Piers Feetham Gallery, 475 Fulham Road, London SW6 1HL (just opposite the Chelsea football ground: nearest tube Fulham Broadway). www.piersfeethamgallery.com
The nice people I work for at YOU magazine commissioned me to write a piece on getting a picture into last year’s Summer Exhibition at the Royal Academy. It involved being photographed in the galleries wearing ‘bright summery clothes’ (not my usual style) and standing rather gormlessly in front of my painting while that morning’s visitors to the exhibition tried not to look too curious. When the photographer had finished, one of them approached me and said, ‘Could I ask – are we meant to know who you are?’ Sadly, no. (You can find the story using the link below.)
I’ve been elected a member of the Chelsea Art Society, which is a rather nice thing to have happened. It was founded in 1910 by the painter and lithographer James Dromgole Linton (who during his lifetime was president of various institutions including the Royal Society of Oil Painters) and it holds an annual summer exhibition at Chelsea Old Town Hall, in the Kings Road. I’ve shown there for the last few years, and will be there again in June (Thursday 16th – Monday 20th).
This is peak exhibition season. I’ve just had a couple of paintings in the show that’s held every April in the Holland Park Orangery, just off Kensington High Street. It’s a beautiful building, and the exhibition always includes intriguing ceramics (and masses of good, unframed work in the browser racks) as well as packing them in on the walls.
No luck with the the Royal Academy this year, but I’m getting work ready for an exhibition at the Piers Feetham Gallery, in the Fulham Road, in September. More on that in future posts…
In the meantime, there are other artists to catch up with – I still haven’t seen the Giorgione exhibition at the Royal Academy, or the Botticelli drawings at the Courtauld. And I want to go back for another look at the wonderful portraits of Russian writers, composers, actors and painters at the National Portrait Gallery: Russia and the Arts – an incredibly moving, vivid impression of the figures who galvanised Russian culture in the late 19th and early 20th centuries.

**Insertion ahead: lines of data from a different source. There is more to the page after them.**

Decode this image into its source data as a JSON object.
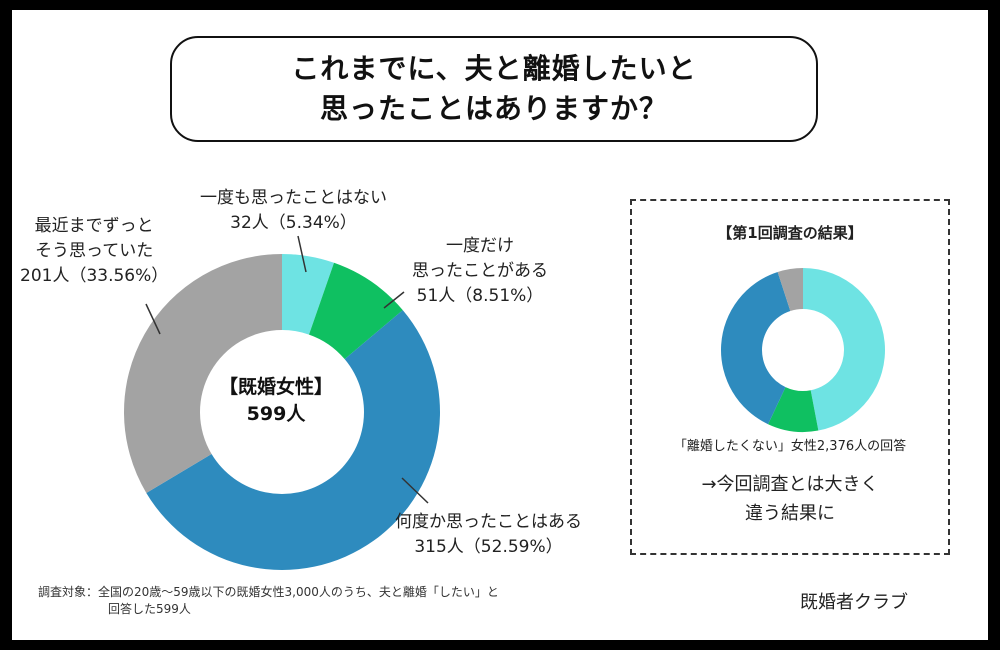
{
  "title": {
    "line1": "これまでに、夫と離婚したいと",
    "line2": "思ったことはありますか？"
  },
  "center": {
    "group": "【既婚女性】",
    "total": "599人"
  },
  "chart_data": [
    {
      "type": "pie",
      "title": "これまでに、夫と離婚したいと思ったことはありますか？",
      "slices": [
        {
          "label": "一度も思ったことはない",
          "count": "32人",
          "percent_text": "（5.34%）",
          "value": 5.34,
          "color": "#6EE3E3"
        },
        {
          "label": "一度だけ思ったことがある",
          "count": "51人",
          "percent_text": "（8.51%）",
          "value": 8.51,
          "color": "#0FC061"
        },
        {
          "label": "何度か思ったことはある",
          "count": "315人",
          "percent_text": "（52.59%）",
          "value": 52.59,
          "color": "#2E8BBE"
        },
        {
          "label": "最近までずっとそう思っていた",
          "count": "201人",
          "percent_text": "（33.56%）",
          "value": 33.56,
          "color": "#A3A3A3"
        }
      ]
    },
    {
      "type": "pie",
      "title": "【第1回調査の結果】",
      "slices": [
        {
          "value": 47,
          "color": "#6EE3E3"
        },
        {
          "value": 10,
          "color": "#0FC061"
        },
        {
          "value": 38,
          "color": "#2E8BBE"
        },
        {
          "value": 5,
          "color": "#A3A3A3"
        }
      ]
    }
  ],
  "labels": {
    "never": {
      "line1": "一度も思ったことはない",
      "line2": "32人（5.34%）"
    },
    "once": {
      "line1": "一度だけ",
      "line2": "思ったことがある",
      "line3": "51人（8.51%）"
    },
    "several": {
      "line1": "何度か思ったことはある",
      "line2": "315人（52.59%）"
    },
    "always": {
      "line1": "最近までずっと",
      "line2": "そう思っていた",
      "line3": "201人（33.56%）"
    }
  },
  "side_panel": {
    "title": "【第1回調査の結果】",
    "caption": "「離婚したくない」女性2,376人の回答",
    "note_line1": "→今回調査とは大きく",
    "note_line2": "違う結果に"
  },
  "footnote": {
    "line1": "調査対象：全国の20歳〜59歳以下の既婚女性3,000人のうち、夫と離婚「したい」と",
    "line2": "回答した599人"
  },
  "brand": "既婚者クラブ"
}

The exhibition is over for another year, and my painting is no longer mine; it’s now going home with its new owner. I shall miss it – it’s a picture I believed in and am fond of.
I’ve also loved treating the RA as a second home for the summer, and discovering new works each time I visited. Favourites have
included the two Arthur Neal paintings (‘Studio and Garden’ and
‘Corner of the Studio’); ‘Egg Box’ by Adrienne Blake; two beautifully
subtle variations on a theme of white, ‘Trance Map’ by Trevor Sutton and ‘From Vauxhall Bridge’ by Andy Finlay; and the extraordinary, prize-winning Man on Fire sculpture by Tim Shaw RA. And of course Tom Phillips RA’s Humument – a whole room of his re-imagined,
intricately illustrated book pages, each one a poem in its own right. I couldn’t resist buying my own copy of the bound edition.
26th July 2015
I’m delighted to have a painting in this year’s Summer Exhibition. ‘Chinese Lanterns’ is hung in the same gallery as the huge Grayson Perry tapestry – along with really beautiful works by (among others) Arthur Neal, Simon Wright, Georgina Allen, Frank Bowling RA and Terry Setch RA.
The exhibition runs until 16th August – masses to see if you haven’t been yet.